Pearl Gourami with lump on his side

The friendliest place on the web for anyone with an interest in aquariums or fish keeping!
If you have answers, please help by responding to the unanswered posts.

jeremyblevins

Aquarium Advice Freak
Joined
Aug 10, 2010
Messages
254
Location
Florida
i just woke up this morning to find a very bright white spot on one of my gourami's side and it appears to be some kind of lump as far as i can tell he's acting fine he's swimming around as usual.
any ideas what it could be?
this is the best picture i could get my fish are very shy.
IMG_20100905_111739.jpg
 
Does it look like it might be some sort of worm or leech that got under his skin? That's about the only thing I can think of. Really, really hard to tell without a clearer picture, though I understand how it can be almost impossible to get a good pic when you need one.
 
It looks like bloat but without a better picture it's say. Does the lump look like a pine cone? I would quarantine the fish...the only bloat medication that works is Clout. I have used Epsom salt to help with digestion.

If it is Bloat it is preventable which is generally due to stress and improper diet ( frozen blood worms not thawed).
 
well i'm cleaning out a quarantine tank now. and i've only feed them tetracolor flakes and tetramin crips. and only had them a month.
 
A set up a 10 gallon with a cheap hob filter and filled it up with water. I have 2 questions. I don't have a hood but should it be fine? And the tank had hard water deposits and I couldn't clean them all off should it be harmful to my fish?
 
Hardwater deposits are fine, at least for something short-term like a QT. As for no hood, well, you will probably be okay though there is always a concern about a fish possibly leaping out. Do you have anything at all you can put over the tank, at least when you aren't in the room watching it--a board of some sort or anything like that?

Regarding bloat, usually if a fish is bloated it is the entire fish that is large and pine coney. If it is a just a small spot, that wouldn't be bloat. I still think it may perhaps be an external parasite that has dug in under the skin of the fish. But that's not much more than a guess at this point.
 
i can't really tell if there's something under neither the skin. but there is some vertical black strips that i don't think are part of the fish's coloring. what should i do?
 
Well, if he's still eating you could try to feed him a specialty flake food laced with a medication for internal parasites. If he's not eating, you could try treating the water of the QT with a medication for external parasites. But again, all of this is just speculation and somewhat haphazard guessing. And if you go this route, you will probably spend 5x more money on medications than you initially spent on the fish, and even after all of that, the odds of survival are probably pretty small. Not trying to be a "downer" but I've been down this road before--spending $40 in medicine to try to save a $5.99 fish and have it end up being ineffective. YMMV, and if you try it, I hope you have success.
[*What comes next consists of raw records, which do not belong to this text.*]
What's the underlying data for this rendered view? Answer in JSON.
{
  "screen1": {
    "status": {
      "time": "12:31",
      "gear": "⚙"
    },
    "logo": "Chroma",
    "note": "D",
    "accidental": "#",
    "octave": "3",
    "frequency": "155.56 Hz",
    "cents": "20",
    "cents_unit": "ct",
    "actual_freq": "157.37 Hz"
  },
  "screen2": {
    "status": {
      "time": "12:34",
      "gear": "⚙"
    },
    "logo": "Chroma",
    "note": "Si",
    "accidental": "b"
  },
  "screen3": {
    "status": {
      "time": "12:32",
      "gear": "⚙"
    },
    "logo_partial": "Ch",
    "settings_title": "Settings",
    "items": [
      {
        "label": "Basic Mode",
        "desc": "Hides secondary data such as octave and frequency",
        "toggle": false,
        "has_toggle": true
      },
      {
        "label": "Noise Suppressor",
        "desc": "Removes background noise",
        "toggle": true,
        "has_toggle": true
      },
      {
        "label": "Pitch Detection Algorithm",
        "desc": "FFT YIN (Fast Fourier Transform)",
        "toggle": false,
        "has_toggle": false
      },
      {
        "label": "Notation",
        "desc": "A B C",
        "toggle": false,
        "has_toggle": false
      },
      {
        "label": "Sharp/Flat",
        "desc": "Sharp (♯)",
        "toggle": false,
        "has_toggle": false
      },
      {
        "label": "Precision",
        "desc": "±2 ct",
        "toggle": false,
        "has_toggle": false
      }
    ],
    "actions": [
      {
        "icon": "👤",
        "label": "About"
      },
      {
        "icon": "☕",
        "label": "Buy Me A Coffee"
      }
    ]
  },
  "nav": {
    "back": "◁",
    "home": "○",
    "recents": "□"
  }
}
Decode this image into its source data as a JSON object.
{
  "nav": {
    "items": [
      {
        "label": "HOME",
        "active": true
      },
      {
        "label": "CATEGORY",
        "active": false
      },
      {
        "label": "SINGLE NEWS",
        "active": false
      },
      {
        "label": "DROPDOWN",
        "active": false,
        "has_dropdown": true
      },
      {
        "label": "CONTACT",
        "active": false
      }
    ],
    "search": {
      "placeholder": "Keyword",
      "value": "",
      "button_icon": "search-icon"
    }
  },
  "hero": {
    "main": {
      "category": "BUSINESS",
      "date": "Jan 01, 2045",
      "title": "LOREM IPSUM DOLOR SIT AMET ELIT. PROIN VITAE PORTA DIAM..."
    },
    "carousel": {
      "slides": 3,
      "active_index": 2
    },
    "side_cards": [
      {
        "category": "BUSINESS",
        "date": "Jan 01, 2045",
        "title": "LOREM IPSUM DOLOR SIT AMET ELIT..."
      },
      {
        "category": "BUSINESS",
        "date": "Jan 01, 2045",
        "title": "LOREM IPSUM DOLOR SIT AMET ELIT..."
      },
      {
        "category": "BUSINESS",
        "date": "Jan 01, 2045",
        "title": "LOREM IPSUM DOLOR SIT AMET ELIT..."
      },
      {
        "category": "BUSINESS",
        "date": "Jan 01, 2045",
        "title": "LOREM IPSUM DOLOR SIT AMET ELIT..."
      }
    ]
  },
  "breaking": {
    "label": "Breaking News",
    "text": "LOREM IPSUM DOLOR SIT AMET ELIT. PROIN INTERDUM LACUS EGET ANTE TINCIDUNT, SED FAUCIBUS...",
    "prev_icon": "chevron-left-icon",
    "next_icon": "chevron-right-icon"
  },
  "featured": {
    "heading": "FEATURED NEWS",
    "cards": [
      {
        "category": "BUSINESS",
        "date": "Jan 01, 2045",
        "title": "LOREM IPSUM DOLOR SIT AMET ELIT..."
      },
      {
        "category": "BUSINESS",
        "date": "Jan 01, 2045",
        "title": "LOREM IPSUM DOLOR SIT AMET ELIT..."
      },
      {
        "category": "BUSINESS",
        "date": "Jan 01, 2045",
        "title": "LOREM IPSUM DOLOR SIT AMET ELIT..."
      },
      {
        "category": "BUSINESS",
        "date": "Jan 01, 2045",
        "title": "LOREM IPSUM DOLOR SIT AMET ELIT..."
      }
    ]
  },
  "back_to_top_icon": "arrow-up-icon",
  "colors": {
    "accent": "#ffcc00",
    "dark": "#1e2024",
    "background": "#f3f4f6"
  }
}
But even IF this is indeed some sort of worm in there, and IF you are able to find the right medicine to kill the worm, you are still facing the unhappy situation where your fish is going to have a rather large (but now dead, and soon to be, dead & rotting) worm inside of it; and the fact that there is a rather large area of damaged flesh that the fish may or may not be able to heal from.

Now maybe it's not a worm at all. Could be a tumor. Could be some sort of acute bacterial infection (akin to a human getting a "boil"). Who knows. It's just really hard to say. Now that he's acting more sluggish, maybe that will afford you the opportunity to get a higher-quality picture of the lesion that might help in identifying it.

EDIT: Cardboard should work to cover the tank, yes.
 
Ya those (the first thing you listed) look like they would do the trick. Salt itself is not going to achieve what you want; assuming your fish survives the initial treatment then a little bit of salt in the water may help prevent secondary infections, but you are not going to fix what's wrong with your gourami with just aquarium salt.
 
well most pet stores were already closed but i went to walmart and they had it. so i just dropped in 1 tablet hopefully it'll cure him :/. should i keep feeding him or should i just wait a couple of days?
 
Okay so the bump has go e completely flat but it is still a spot on his side and I treated the maximum dosage of the parasite clear and she's acting better but still not eating, but i think it ay be the quarantine tank that's making her not want to eat. It just has a couple pieces of anacharis in it. She just spends most of her time looking at my display tank i feel so bad keeping her there. So my question is how much longer should I isolate her for and should she be a treat to my other fish. With the parasite medicine shouldn't most of the parasites be dead?
 
Have you treated her completely according to the directions that came with the medication? It sounds like she is doing much better, but I would not put her back in the community tank quite yet. If the spot continues to diminish and she begins eating again, that would be a positive sign that she might be ready.